The Uncanny Valley as FFA Rejection

Why does the Uncanny Valley exist? Why is it so difficult to cross? Why is it that all the tricks we use for making CG things like rocks, houses, and cars do not work for faces? The usual answer is something along the lines of “Faces are hard” or “As human being we are experts at understanding faces”. That just tells us the symptom, not the cause. What is the real, physiological reason why the Uncanny Valley exists?

In my opinion, we can understand this problem by looking at Visual Agnosia and Prosopagnosia. Let’s start with Visual Agnosia. Here is a quick video about a man named Kevin Chappell who as has Visual Agnosia. Basically, he can’t understand objects. He can see the building blocks of objects such as lines, colors, and shapes. But he can not put it all together to recognize the objects. For example, he can see this thing that is long and silver but has no ability to recognize what it is. He has to use feel and context to realize that the object is a fork. However, he can somehow recognize faces.

I would recommend the whole video, but you should definitely see the parts:

  • 0m40s: Kevin discusses what he sees.
  • 2m41s: He can easily recognize faces in photos but can not make out the shapes on the vase.

However, Prosopagnosia is the reverse problem. More commonly known as “Face Blindness”, people with Prosopagnosia can make out objects clearly but are unable to recognize faces.

She performs a test at 1m00s to determine if she can recognize her mother by only looking at the face but she can not do it. She can recognize her from her clothes but not the face.

You can also take a test to see if you are faceblind: https://www.faceblind.org/facetests/index.php

Average is 85% and I got a 78%. If you score below 50% you might be faceblind. It’s actually harder to recognize people than you think when there is no context behind it. In the beach volleyball crowd, it is a common occurrence for two people to start up a conversation in a bar and realize 5 minutes later that they already met while wearing volleyball gear. For better or worse, most people recognize me though because I’m the only 6’4” volleyball-playing redhead in a 5 mile radius (context).

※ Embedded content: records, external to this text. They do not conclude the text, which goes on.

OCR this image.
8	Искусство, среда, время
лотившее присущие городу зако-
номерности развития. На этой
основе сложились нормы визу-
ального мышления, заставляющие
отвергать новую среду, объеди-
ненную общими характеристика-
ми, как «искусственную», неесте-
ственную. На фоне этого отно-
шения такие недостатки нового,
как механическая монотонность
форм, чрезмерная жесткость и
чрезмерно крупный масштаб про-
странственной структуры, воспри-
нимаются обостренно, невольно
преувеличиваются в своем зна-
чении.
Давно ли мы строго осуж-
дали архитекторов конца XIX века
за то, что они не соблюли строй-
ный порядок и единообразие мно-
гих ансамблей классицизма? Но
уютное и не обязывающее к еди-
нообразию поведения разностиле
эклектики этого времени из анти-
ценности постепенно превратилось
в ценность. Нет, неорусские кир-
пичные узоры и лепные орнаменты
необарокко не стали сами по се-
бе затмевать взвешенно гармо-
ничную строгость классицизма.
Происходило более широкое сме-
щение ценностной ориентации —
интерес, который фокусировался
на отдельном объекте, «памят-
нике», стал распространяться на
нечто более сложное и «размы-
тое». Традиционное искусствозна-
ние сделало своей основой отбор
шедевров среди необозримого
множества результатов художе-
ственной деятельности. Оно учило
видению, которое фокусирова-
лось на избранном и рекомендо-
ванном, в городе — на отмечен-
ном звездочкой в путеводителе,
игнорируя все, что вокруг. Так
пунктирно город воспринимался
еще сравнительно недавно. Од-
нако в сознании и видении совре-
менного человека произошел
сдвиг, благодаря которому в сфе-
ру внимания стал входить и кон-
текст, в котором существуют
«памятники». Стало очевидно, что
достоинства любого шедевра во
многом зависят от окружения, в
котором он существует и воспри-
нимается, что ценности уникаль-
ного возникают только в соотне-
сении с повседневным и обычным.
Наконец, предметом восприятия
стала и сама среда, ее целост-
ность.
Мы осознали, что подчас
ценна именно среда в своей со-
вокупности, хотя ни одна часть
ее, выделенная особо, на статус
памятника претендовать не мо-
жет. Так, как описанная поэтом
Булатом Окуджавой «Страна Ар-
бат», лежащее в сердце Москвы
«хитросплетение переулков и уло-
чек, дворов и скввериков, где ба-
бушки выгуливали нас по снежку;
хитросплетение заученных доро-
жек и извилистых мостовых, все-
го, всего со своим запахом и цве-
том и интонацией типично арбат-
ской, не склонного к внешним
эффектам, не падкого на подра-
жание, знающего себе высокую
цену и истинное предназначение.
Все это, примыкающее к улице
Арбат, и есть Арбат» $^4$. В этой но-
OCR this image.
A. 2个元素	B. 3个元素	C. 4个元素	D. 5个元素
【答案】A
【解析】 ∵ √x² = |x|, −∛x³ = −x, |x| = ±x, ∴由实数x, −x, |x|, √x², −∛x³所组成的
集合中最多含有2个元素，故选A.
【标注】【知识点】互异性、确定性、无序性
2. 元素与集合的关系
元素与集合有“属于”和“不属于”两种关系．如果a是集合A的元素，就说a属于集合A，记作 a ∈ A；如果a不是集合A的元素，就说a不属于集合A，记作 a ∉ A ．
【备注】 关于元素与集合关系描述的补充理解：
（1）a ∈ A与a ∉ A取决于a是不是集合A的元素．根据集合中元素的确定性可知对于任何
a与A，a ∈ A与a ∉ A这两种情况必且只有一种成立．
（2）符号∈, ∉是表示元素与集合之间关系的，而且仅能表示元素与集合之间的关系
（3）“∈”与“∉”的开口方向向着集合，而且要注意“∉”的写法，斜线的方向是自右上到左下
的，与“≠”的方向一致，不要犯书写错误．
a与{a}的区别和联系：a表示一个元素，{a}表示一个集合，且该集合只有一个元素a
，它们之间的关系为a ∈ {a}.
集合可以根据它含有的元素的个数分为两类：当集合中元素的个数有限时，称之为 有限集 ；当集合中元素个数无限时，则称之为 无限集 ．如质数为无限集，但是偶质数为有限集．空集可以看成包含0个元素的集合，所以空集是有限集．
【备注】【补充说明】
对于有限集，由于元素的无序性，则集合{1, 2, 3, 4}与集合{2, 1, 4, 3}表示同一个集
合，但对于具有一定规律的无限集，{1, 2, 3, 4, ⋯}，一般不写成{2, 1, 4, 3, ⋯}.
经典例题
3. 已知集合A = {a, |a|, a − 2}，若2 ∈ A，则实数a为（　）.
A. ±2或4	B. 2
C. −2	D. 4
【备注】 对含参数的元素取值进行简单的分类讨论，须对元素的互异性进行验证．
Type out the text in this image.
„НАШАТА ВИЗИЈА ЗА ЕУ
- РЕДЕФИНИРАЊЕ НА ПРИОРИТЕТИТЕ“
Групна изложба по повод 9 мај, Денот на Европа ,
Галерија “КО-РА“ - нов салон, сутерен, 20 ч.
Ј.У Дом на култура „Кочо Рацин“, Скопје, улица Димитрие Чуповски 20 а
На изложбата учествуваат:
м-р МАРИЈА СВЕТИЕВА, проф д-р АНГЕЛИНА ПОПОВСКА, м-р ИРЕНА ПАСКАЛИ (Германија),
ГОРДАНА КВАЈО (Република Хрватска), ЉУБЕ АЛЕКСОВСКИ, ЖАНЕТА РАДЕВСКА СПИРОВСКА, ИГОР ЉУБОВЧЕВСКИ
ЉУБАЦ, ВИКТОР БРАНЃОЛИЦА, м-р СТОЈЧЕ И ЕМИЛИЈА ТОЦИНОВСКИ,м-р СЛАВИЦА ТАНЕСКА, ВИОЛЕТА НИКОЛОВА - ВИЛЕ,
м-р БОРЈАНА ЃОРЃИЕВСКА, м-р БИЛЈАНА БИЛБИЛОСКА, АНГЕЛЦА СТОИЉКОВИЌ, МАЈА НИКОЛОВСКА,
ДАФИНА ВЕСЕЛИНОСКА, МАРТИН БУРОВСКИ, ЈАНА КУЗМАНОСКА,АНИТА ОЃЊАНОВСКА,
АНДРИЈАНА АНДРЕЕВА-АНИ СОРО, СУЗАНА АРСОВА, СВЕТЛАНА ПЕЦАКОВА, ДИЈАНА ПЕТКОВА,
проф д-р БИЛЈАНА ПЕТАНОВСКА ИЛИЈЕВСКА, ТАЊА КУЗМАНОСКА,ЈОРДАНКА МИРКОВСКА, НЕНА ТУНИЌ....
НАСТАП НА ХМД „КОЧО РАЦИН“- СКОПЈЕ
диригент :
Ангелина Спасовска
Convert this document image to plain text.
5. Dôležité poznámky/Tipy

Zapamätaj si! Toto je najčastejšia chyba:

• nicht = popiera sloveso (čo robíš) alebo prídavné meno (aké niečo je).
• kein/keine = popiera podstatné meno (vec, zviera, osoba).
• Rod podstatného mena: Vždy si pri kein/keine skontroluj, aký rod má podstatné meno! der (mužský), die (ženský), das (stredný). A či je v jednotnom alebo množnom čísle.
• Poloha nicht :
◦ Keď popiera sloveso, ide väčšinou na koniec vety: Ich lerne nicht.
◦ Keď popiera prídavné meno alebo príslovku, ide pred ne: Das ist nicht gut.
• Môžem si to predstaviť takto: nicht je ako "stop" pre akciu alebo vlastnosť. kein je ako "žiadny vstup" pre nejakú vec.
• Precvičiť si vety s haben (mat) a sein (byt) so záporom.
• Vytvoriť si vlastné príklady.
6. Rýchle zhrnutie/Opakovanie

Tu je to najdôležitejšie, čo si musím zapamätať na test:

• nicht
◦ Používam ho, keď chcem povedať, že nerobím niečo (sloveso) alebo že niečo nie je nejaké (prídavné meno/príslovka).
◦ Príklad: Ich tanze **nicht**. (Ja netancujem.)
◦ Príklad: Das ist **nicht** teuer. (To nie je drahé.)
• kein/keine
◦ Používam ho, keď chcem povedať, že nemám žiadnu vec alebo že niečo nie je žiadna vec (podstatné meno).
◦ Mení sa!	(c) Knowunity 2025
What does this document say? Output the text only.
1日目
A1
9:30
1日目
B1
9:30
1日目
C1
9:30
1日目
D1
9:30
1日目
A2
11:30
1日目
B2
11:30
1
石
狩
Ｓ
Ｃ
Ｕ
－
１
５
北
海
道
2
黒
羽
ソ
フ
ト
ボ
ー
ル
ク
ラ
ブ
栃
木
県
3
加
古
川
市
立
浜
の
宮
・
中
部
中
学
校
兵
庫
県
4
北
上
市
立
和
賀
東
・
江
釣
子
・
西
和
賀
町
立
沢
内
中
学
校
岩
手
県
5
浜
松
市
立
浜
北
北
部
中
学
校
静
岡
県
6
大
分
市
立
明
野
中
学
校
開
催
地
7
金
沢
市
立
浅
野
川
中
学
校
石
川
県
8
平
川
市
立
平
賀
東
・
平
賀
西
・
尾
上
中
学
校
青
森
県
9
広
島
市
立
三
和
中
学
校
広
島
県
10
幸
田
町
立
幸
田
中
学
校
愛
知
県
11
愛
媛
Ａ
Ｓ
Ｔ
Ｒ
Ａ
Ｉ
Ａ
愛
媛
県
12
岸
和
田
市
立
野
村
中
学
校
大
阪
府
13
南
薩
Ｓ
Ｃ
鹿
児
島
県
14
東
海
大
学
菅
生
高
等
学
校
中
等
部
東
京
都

The point it is, our visual cortex uses a completely different algorithm to process faces than all other objects. Many people think that our vision works like an LCD screen where the eye records a rectangle of pixels that gets sent to our brains. Rather, the data from the rods and cones gets passed to our retinal ganglion cells. The retinal ganglions perform contrast detection and send the data through our optic nerve to our visual cortex. The visual cortex applies simple shape detection along with movement tracking and color recognition. That “feature” data then gets sent for semantic analysis. As always, wikipedia has a great article: Cognitive Neuroscience of Visual Object Recognition.

However, any information that affects faces goes to the Fusiform Face Area (wikipedia article: http://en.wikipedia.org/wiki/Fusiform_face_area). The FFA is the area of the brain which, when damaged, causes Prosopagnosia.

In the computer graphics world we are pretty good at faking things. Good artists have been trained to analyze real world objects and try to create the most realistic looking facsimile using the minimum amount of time and resources possible. That includes both content creation time and rendering time. Since time is always a constraint, good artists have learned that we want to do the minimum amount of work possible to trick our visual system. In computer graphics, we are experts at fooling our visual cortex. That’s our one and only job.

But faces are handled by a completely different section of our brain: The Fusiform Face Area. My theory is that the Uncanny Valley feeling happens when the Fusiform Face Area has a mismatch with the rest of the visual system. Your visual system thinks the scene is real but the FFA is telling you that something is wrong. To solve this problem, all we need is a better understanding of how the FFA works. We need to find out what is and is not important to the FFA, and if we can do that then we should be able to solve the Uncanny Valley.

Going big picture for a second, we have evolved for millions of years to have this separate, special, dedicated area of brain functionality in the FFA. So it probably is not doing the exact same thing as the rest of our visual system. If it was doing the same thing it would not have evolved into a separate region.

For example, something about our FFA is hardwired to detect faces that are upright (as opposed to inverted). This is known as the Thatcher Effect (wikipedia).

The inverted images both look reasonable at a glance. If you look for a while you can probably use context to realize that the right one is a little bit off. But when you see them in the correct orientation:

It looks obviously, terrifyingly wrong. That image demonstrates your FFA rejecting the image which puts it in the Uncanny Valley. The point is that the FFA is not doing the same thing as the rest of your visual system with higher quality. Rather, the FFA is using fundamentally different algorithms than the rest of your visual cortex.

I don’t think about the Uncanny Valley as making “Higher Quality Faces”. Rather, I think about it in terms of “FFA Rejection”. Our CG faces do not necessarily need to be more accurate or more detailed. Instead we need to figure out which triggers cause the FFA to reject the image. Then all we have to do is fake those triggers.

So that leads to the question: What should we do? We could just make all our faces upside down but your art director will probably veto that idea. Why is the FFA rejecting our CG images? What is the missing thing? You probably already know my answer: It rhymes with “Stud Toe”.